Although rapid hematologic response in 1 month improves survival, the challenge is to guide these fragile patients through chemotherapy, during which toxicity has a high chance of leading to cardiac mortality. Patients not achieving a reduction in dFLC by the end of cycle 1 require review of their chemotherapy regime, with addition of other agents if feasible. In both intention-to-treat and landmark analyses, we found that early response appears to translate into a survival benefit at 12 months. However, hematologic response does not immediately affect amyloidotic visceral dysfunction: patients can succumb to effects of end-organ damage despite excellent hematologic responses. This may partly explain the lack of difference in outcomes with CyBorD or CTD, despite better hematologic responses in the CyBorD group. The small numbers limit utility of subset analysis but larger studies across international centers are planned to validate these results. Given the better early responses, bortezomib-based regimes would still be recommended first-line for these patients.

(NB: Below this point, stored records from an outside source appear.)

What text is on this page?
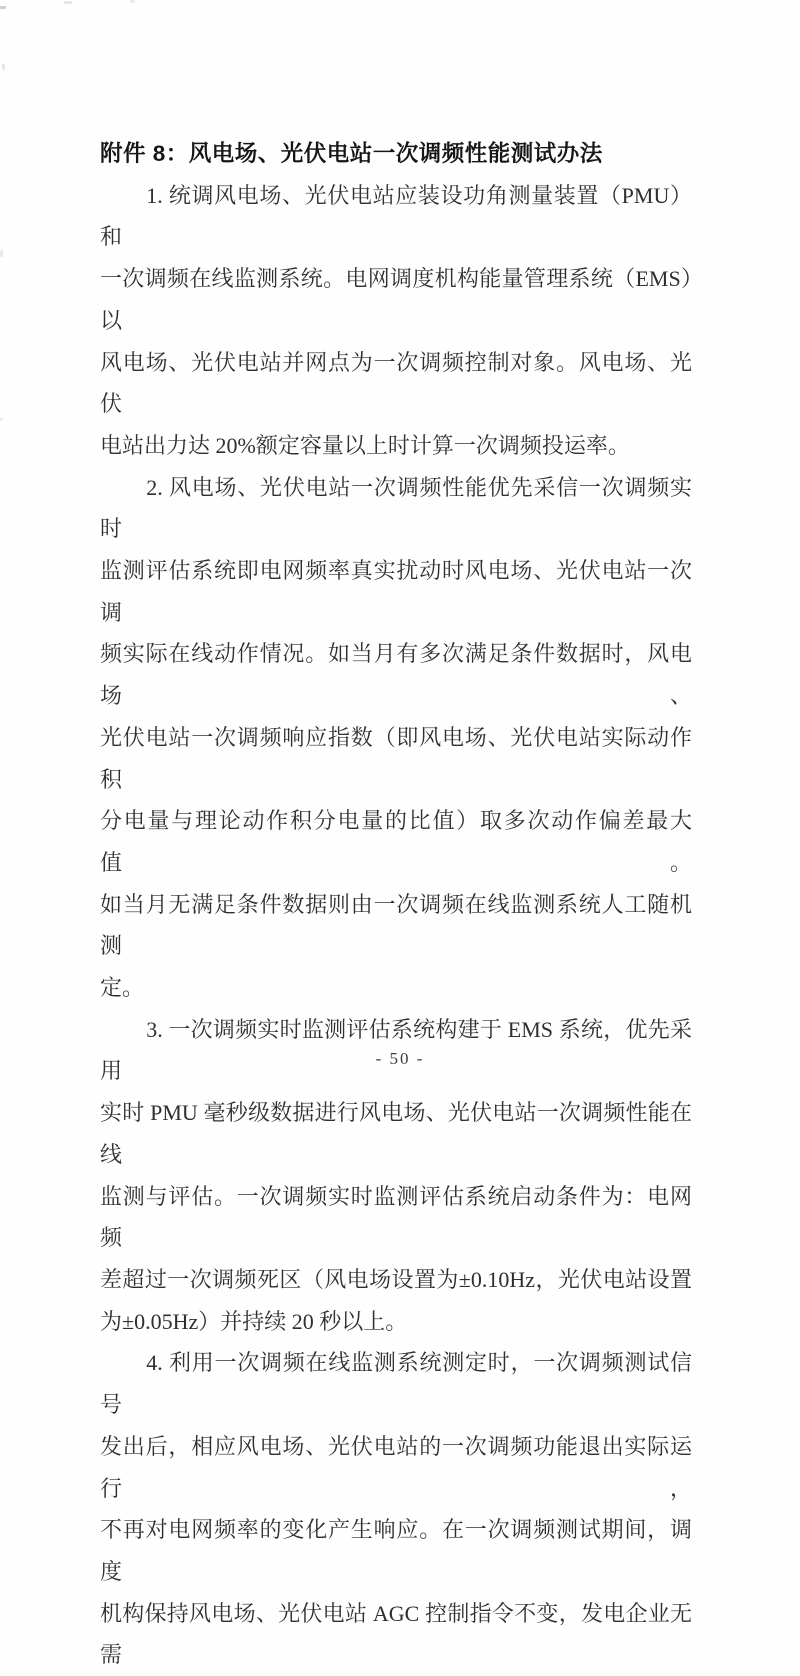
附件 8：风电场、光伏电站一次调频性能测试办法
1. 统调风电场、光伏电站应装设功角测量装置（PMU）和
一次调频在线监测系统。电网调度机构能量管理系统（EMS）以
风电场、光伏电站并网点为一次调频控制对象。风电场、光伏
电站出力达 20%额定容量以上时计算一次调频投运率。
2. 风电场、光伏电站一次调频性能优先采信一次调频实时
监测评估系统即电网频率真实扰动时风电场、光伏电站一次调
频实际在线动作情况。如当月有多次满足条件数据时，风电场、
光伏电站一次调频响应指数（即风电场、光伏电站实际动作积
分电量与理论动作积分电量的比值）取多次动作偏差最大值。
如当月无满足条件数据则由一次调频在线监测系统人工随机测
定。
3. 一次调频实时监测评估系统构建于 EMS 系统，优先采用
实时 PMU 毫秒级数据进行风电场、光伏电站一次调频性能在线
监测与评估。一次调频实时监测评估系统启动条件为：电网频
差超过一次调频死区（风电场设置为±0.10Hz，光伏电站设置
为±0.05Hz）并持续 20 秒以上。
4. 利用一次调频在线监测系统测定时，一次调频测试信号
发出后，相应风电场、光伏电站的一次调频功能退出实际运行，
不再对电网频率的变化产生响应。在一次调频测试期间，调度
机构保持风电场、光伏电站 AGC 控制指令不变，发电企业无需
- 50 -
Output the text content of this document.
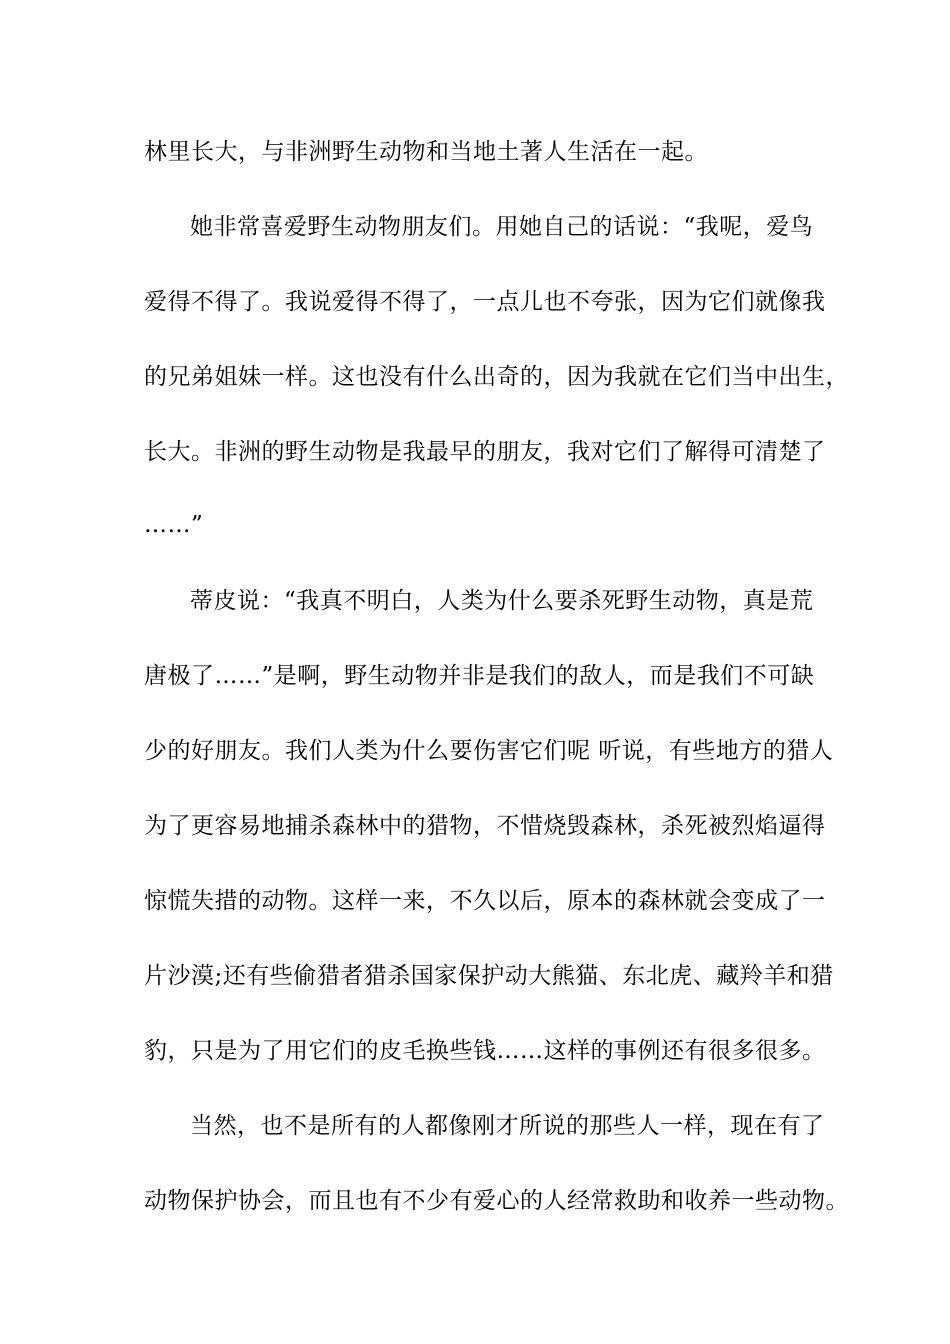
林里长大，与非洲野生动物和当地土著人生活在一起。
她非常喜爱野生动物朋友们。用她自己的话说：“我呢，爱鸟
爱得不得了。我说爱得不得了，一点儿也不夸张，因为它们就像我
的兄弟姐妹一样。这也没有什么出奇的，因为我就在它们当中出生，
长大。非洲的野生动物是我最早的朋友，我对它们了解得可清楚了
……”
蒂皮说：“我真不明白，人类为什么要杀死野生动物，真是荒
唐极了……”是啊，野生动物并非是我们的敌人，而是我们不可缺
少的好朋友。我们人类为什么要伤害它们呢 听说，有些地方的猎人
为了更容易地捕杀森林中的猎物，不惜烧毁森林，杀死被烈焰逼得
惊慌失措的动物。这样一来，不久以后，原本的森林就会变成了一
片沙漠;还有些偷猎者猎杀国家保护动大熊猫、东北虎、藏羚羊和猎
豹，只是为了用它们的皮毛换些钱……这样的事例还有很多很多。
当然，也不是所有的人都像刚才所说的那些人一样，现在有了
动物保护协会，而且也有不少有爱心的人经常救助和收养一些动物。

Treatment regimens offering rapid hematologic responses with minimal toxicity are the holy grail of this disease. Use of genetic markers to identify markers of clonal sensitivity and targeted therapies, such as venetoclax in patients with t(11;14), require further study. Anti-plasma cell monoclonal antibodies, such as daratumumab, have been demonstrated to produce rapid responses with good tolerance, suggesting a role for this treatment early in the disease course but further studies are needed to evaluate its use in patients with advanced cardiac involvement.9 Small molecules such as doxycycline or p38 MAP kinase inhibitors may help to reduce light chain cardiotoxicity. Immunotherapy agents such as NEOD001, a monoclonal antibody binding to an epitope unique to misfolded light chains, may accelerate cardiac amyloid fibril clearance and phase I data suggest the possibility of rapid cardiac responses.10 Such agents may have a crucial role in early treatment with a dual mechanism.
In conclusion, treatment of advanced cardiac AL remains a major unmet medical need. While confirming the fragility and mortality of patients with this condition, our data shine a ray of hope that rapid responses with novel agent-based treatment can change outcomes even in this group of patients with very advanced disease. Larger international collaborative studies and novel imaging techniques may help to tease out factors influencing survival. Crucially, this study shows that this population of patients must be included in future prospective clinical trials of anti-amyloid and novel anti-plasma cell therapy.